Bristling with vibrant characters, Taking Manhattan reveals the founding of New York to be an invention: the result not of a violent English takeover, but of clever negotiations that led to the fusing of the multiethnic, capitalistic society the Dutch had pioneered to the power of the rising English empire. But the birth of what might be termed the first modern city is also a story of the brutal dispossession of Native Americans and of the roots of American slavery.
Based on newly translated sources, Taking Manhattan shows how the paradox of New York's origins — boundless opportunity coupled with subjugation and displacement — reflect America's promise and failure to this day.
PUBLISHERS WEEKLY
The 1664 deal that transferred power from the Dutch to the English in what is now New York City was an inventive act that would be foundational to the metropolis to come, according to historian Shorto's revelatory sequel to The Island at the Center of the World. When Richard Nicolls, the Englishman tasked with capturing New Amsterdam, came up against Peter Stuyvesant, the director-general of the Dutch enclave, the two men astonishingly disobeyed orders from their respective empires to fight and instead negotiated peacefully. Long considered merely a sign of Dutch decline, Shorto sees more to the story of the handover: the contrarian Nicolls and the abrasive Stuyvesant were not only the right men at the right time—both constitutionally suited to ignore authority—but also a kind of new man brought into being by the very empires that had molded them.
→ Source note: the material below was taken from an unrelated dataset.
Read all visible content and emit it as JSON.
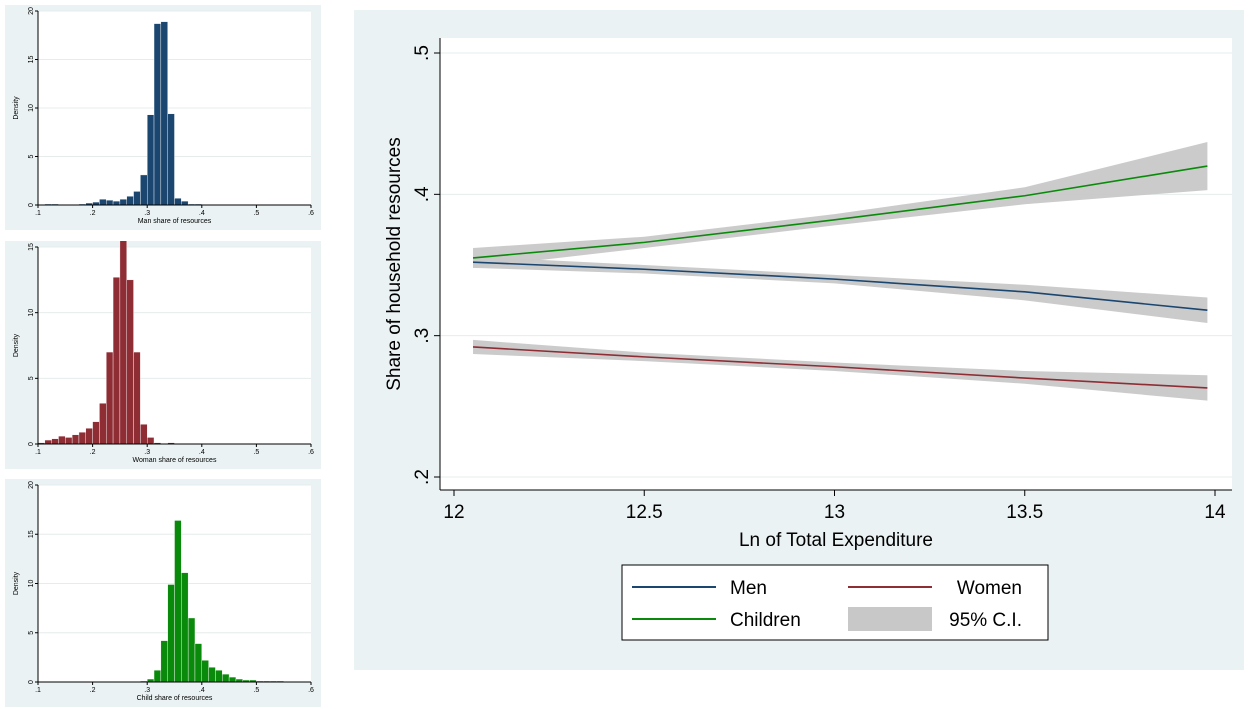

Agents of imperial capitalism, they were more interested in business than war: the deal preserved and expanded the unique system of free enterprise that had been brewing on the tiny island, with unprecedented freedom of religion and property guaranteed by Nicolls for residents of the already famously business-friendly and pluralistic city. (The earlier Dutch theft of Manhattan from the Wampanoag, Shorto suggests, also presaged another uniquely American form of dealmaking—the scam.) Shorto's storytelling is wry and accomplished, transforming a campaign of letter-writing and procedural legerdemain into a brisk and amusing saga. Readers will be wowed.